July 4th. Independence Day. Do you know the year we became a country? Do you know how many senators are in Congress? Do you know the difference between the Declaration of Independence and the Constitution? How many branches of government do we have? What is the job of each of the branches? These are only a few questions someone taking the test for citizenship to the USA will have to answer.

I found it difficult to listen to one of the newsmen last night asking young people on a college campus a variety of questions that are on that citizenship test. It was embarrassing to realize that a simple question of when we became a country couldn’t be answered by the majority of those interviewed. Their answers weren’t even close except one woman who did know. Then there was the question of how many total senators are in Congress. Once again nothing even close except for the same woman who answered the previous question correctly. There were four or five more questions and except for the one woman the others had no clue. Really? These are college students. How can that be?

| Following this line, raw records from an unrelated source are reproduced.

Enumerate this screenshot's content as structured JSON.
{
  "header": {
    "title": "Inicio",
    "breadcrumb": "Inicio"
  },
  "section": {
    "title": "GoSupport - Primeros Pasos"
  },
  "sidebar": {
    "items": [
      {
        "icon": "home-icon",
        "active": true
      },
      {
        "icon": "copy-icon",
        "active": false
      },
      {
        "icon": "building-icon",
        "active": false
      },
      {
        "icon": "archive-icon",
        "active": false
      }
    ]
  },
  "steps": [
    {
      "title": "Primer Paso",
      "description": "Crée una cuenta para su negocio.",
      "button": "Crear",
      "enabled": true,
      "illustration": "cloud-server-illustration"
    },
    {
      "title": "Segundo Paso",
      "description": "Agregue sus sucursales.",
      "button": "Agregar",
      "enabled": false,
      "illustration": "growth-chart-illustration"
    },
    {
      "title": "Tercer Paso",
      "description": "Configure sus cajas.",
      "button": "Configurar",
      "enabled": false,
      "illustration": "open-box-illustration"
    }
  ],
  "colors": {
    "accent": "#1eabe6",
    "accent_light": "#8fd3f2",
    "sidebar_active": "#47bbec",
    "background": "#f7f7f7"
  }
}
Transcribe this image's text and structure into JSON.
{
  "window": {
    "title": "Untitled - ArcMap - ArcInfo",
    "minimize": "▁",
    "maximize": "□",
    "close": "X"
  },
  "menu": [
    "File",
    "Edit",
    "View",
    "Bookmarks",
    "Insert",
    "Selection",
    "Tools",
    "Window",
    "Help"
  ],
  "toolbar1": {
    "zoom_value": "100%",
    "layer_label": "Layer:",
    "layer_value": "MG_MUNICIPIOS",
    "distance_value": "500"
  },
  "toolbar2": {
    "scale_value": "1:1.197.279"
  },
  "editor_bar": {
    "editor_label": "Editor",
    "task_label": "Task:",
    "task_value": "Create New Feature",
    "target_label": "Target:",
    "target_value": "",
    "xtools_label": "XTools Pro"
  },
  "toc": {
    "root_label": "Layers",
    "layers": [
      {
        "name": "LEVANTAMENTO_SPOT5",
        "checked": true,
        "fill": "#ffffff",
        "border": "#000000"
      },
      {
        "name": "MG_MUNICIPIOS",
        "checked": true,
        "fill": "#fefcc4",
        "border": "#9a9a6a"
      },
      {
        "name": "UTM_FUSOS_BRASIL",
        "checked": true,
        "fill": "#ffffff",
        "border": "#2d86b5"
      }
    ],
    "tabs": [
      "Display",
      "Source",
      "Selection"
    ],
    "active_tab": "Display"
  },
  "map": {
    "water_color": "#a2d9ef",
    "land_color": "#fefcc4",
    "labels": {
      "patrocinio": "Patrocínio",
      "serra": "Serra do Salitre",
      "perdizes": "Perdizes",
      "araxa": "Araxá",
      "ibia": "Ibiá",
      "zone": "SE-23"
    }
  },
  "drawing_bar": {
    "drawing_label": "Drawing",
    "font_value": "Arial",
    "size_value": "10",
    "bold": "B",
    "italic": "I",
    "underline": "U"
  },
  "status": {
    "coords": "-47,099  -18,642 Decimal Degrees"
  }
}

I know when I was teaching fifth grade part of our social studies curriculum was government and learning about our country. I also know that government was part of the curriculum in middle school and all sophomores in high school had to take a government class in order to graduate. Is that not the case any longer? To me, it’s embarrassing and sad that American born citizens do not know the basics of their own government and the history behind their own country. In my opinion, that’s not just the responsibility of the school system but it should also be a parental responsibility to educate our children on this great country.

This is not an issue of ethnicity, religion, sexual orientation or any other category. This is purely learning about and understanding the country that we live in and the freedoms that we do possess. In my opinion, there is no reason for ignorance. You may not agree with everything, but the fact that you have the freedoms that you have today are because our fore fathers had a vision and dream. This year we celebrate 241 years since the Declaration of Independence was signed.  

My grandchildren have been taught to take off their hat, stop, and put their hand over their heart whenever they hear the Star Spangled Banner. AND they actually know the words to the anthem. These are children who are 3-11. In the small towns, you will see flags hung outside almost every home and along the streets. Business fronts are decorated as well. People are proudly wearing red, white, and blue and the little one’s know that July 4th is America’s birthday. There is a sense of pride and that pride is evident. 

I “get it” that many people only want to point to all the wrong that is part of our country’s history, I “get it” that there are issues that need to be addressed, and I “get it” that we don’t all agree.

What I don’t get is why there isn’t more focus on all that IS right and IS good about this country. (If you’ve ever lived in a foreign country you have more of a comparison.) What I don’t get is the violence and destruction that is NOT a part of freedom of speech. What I don’t get is the violence and shouting down speakers who have been invited to a campus by a campus organization. What I don’t get is taking flags from graves and putting them in a garbage bin. What I don’t get is a “Woman’s March” that didn’t accept pro-choice women.

I am also appalled at the dialog that we hear from our leaders. I denounce the name calling that President Trump will engage in at times. I find his other tweets to be informative. Why is it, however, that we are not just as enraged with the personal attacks, name calling, and plays depicting our President being assassinated all in the name of freedom of speech? Why is it not an outrage with ANY name calling and  ANY personal attacks no matter who it is and who is talking especially those in the media?

I hope that you are using this holiday to enjoy your family and friends, to eat good food, have a social time with true conversations, and take time to oooh and ahhh watching all the fireworks.  Let's use this holiday to pause, think about all the gifts we do have because we do live in the greatest country in the world, THE UNITED STATES OF AMERICA.